Dalam hal ini, saya berpendapat, ide tentang Indonesia bagus secara praktis, tapi sangat buruk secara teoritis. Ada dua alasan utama yang membuat logika ini sangat bermasalah: pertama secara politik riil; dan kedua, tentu saja sebagai ide yang utopis. Secara politik riil, saya akan membuka keberatan saya ini dengan sebuah pertanyaan langsung, apa yang membuat posisi politik, katakanlah kita sebagai yang disebut kiri progresif dengan kalangan fundamentalis agama, menjadi sama dan setara dalam perjuangan politik tentang Indonesia sebagai utopia? Jujur saja, saya berpendapat tidak ada sedikit pun hal yang membuat posisi kita sebagai kiri progresif dapat disamakan dengan para fundamentalis agama itu. Bagaimana mungkin dalam perjuangan hegemonik untuk pembebasan rakyat tertindas, kita mengkongruensikan diri dengan kalangan fundamentalis agama yang fasis? Jika kita hendak mendorong suatu bentuk perjuangan yang emansipatif, maka prinsip utama yang harus dipegang, salah satunya, dengan menyatakan bahwa dalam konfigurasi sosial tertentu ada partikularitas yang salah dan tidak dapat dibenarkan keberadaannya, yang dalam hal ini adalah kalangan fundamentalis agama. Dengan kata lain, entitas Indonesia sebagai ruang netral yang mampu mengayomi semuanya, harus ditolak. Dibutuhkan kejelasan siapa dan buat apa ide tentang Indonesia digunakan secara politik.

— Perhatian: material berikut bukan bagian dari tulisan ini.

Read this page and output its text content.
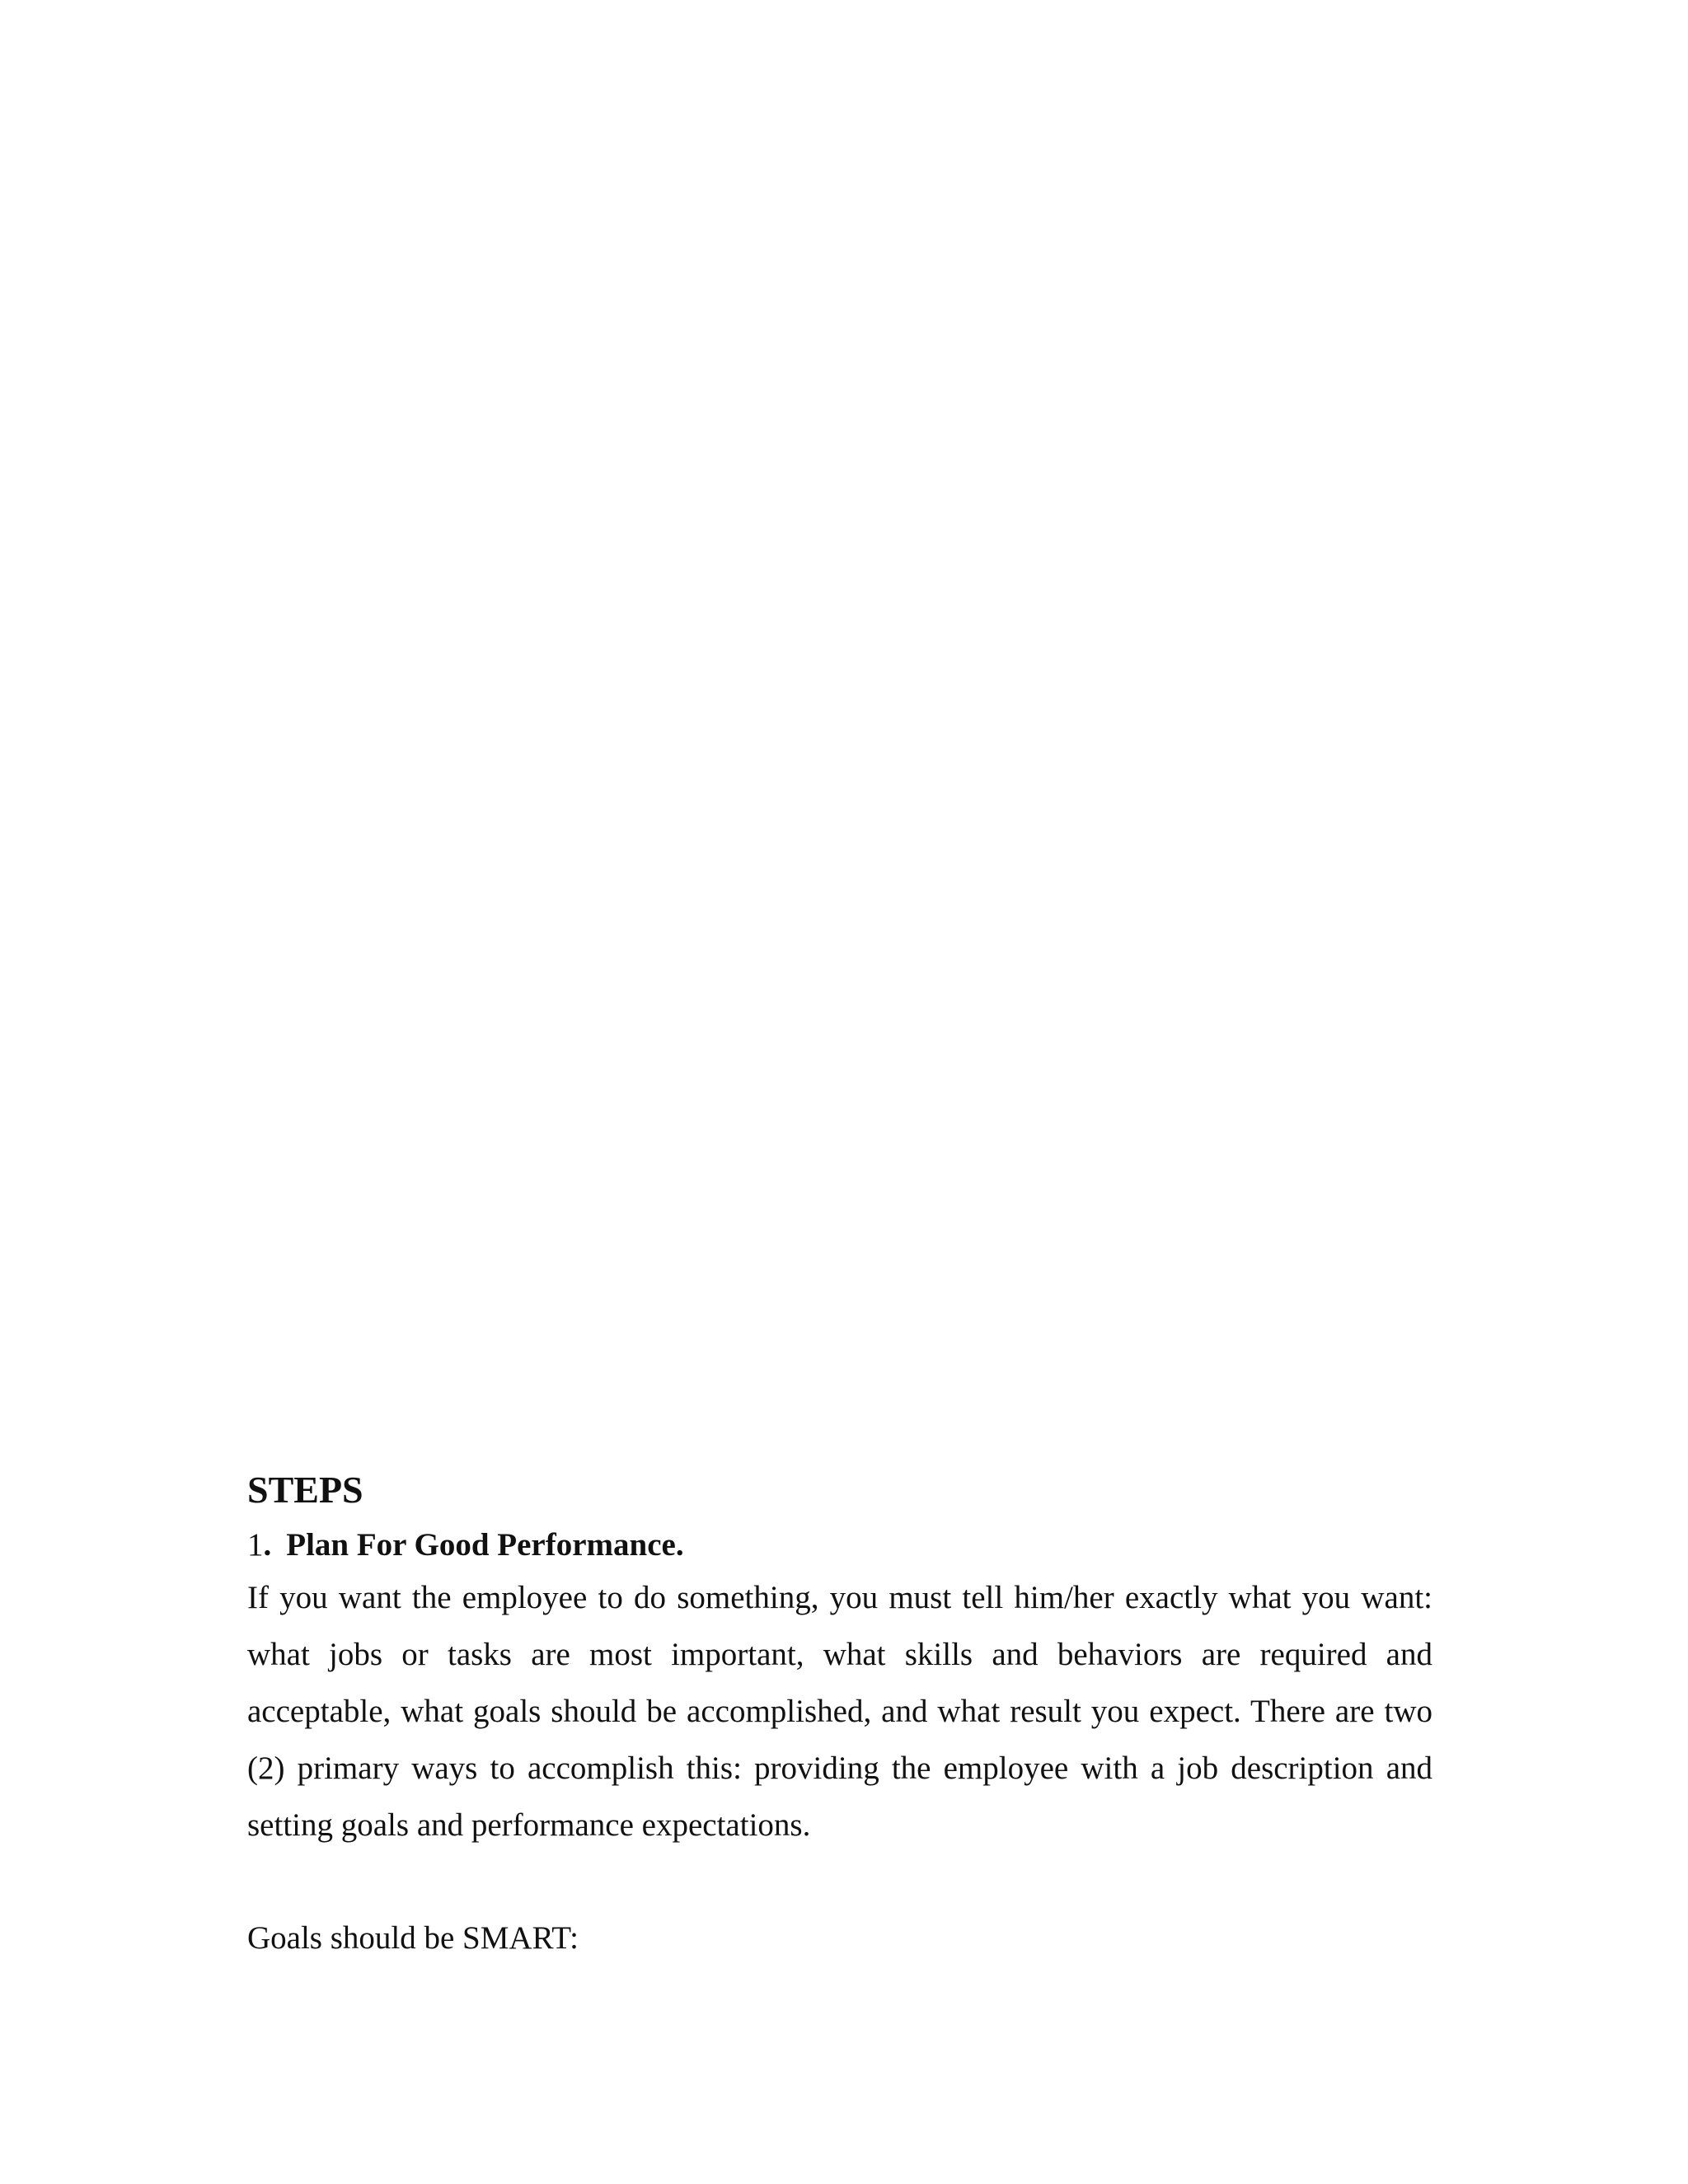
STEPS
1. Plan For Good Performance.

If you want the employee to do something, you must tell him/her exactly what you want: what jobs or tasks are most important, what skills and behaviors are required and acceptable, what goals should be accomplished, and what result you expect. There are two (2) primary ways to accomplish this: providing the employee with a job description and setting goals and performance expectations.

Goals should be SMART:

Lalu alasan yang kedua, ide tentang Indonesia yang coba ditawarkan tidak cukup utopis. Karena berasal dari tesis, “meneruskan”, maka Indonesia yang dibayangkan dan dimimpikan masih merupakan kelanjutan dari Indonesia yang pernah dilihat oleh para pendiri republik ini. Tesis ini berangkat dari sikap, karena pengalaman lampau pendiri republik mampu mengayomi seluruh identitas partikular yang muncul di masa itu dalam satu ide bersama yang disebut Indonesia, maka pengalaman itu patut untuk dimunculkan kembali. Masalah utama dari posisi ini, yang muncul justru bukanlah utopia melainkan romantisme. Seakan-akan apa yang pernah dibayangkan oleh para pendiri bangsa terdahulu adalah sesuatu yang melampaui sejarah itu sendiri, yang dengan sendirinya akan berlaku di mana-mana dan kapanpun. Dan tugas kita sekarang hanyalah menemukan kembali apa yang pernah hilang dalam koordinat yang ada, dan kehidupan kita pun akan menjadi lebih baik. Tapi justru di sinilah kelemahannya. Bagaimana jika yang pernah ada dahulu, ketika diterapkan pada saat sekarang tidak benar-benar cukup kuat untuk menanggulangi permasalahan sekarang? Dengan kata lain, apakah cukup untuk menyandarkan diri kita, ketika menghadapi kondisi kita sekarang yang bekerja layaknya juggernaut, dengan ide yang bernama Indonesia?
Apa yang Kita Maksud dengan Kegagalan? (atau Ide Tentang Komunisme)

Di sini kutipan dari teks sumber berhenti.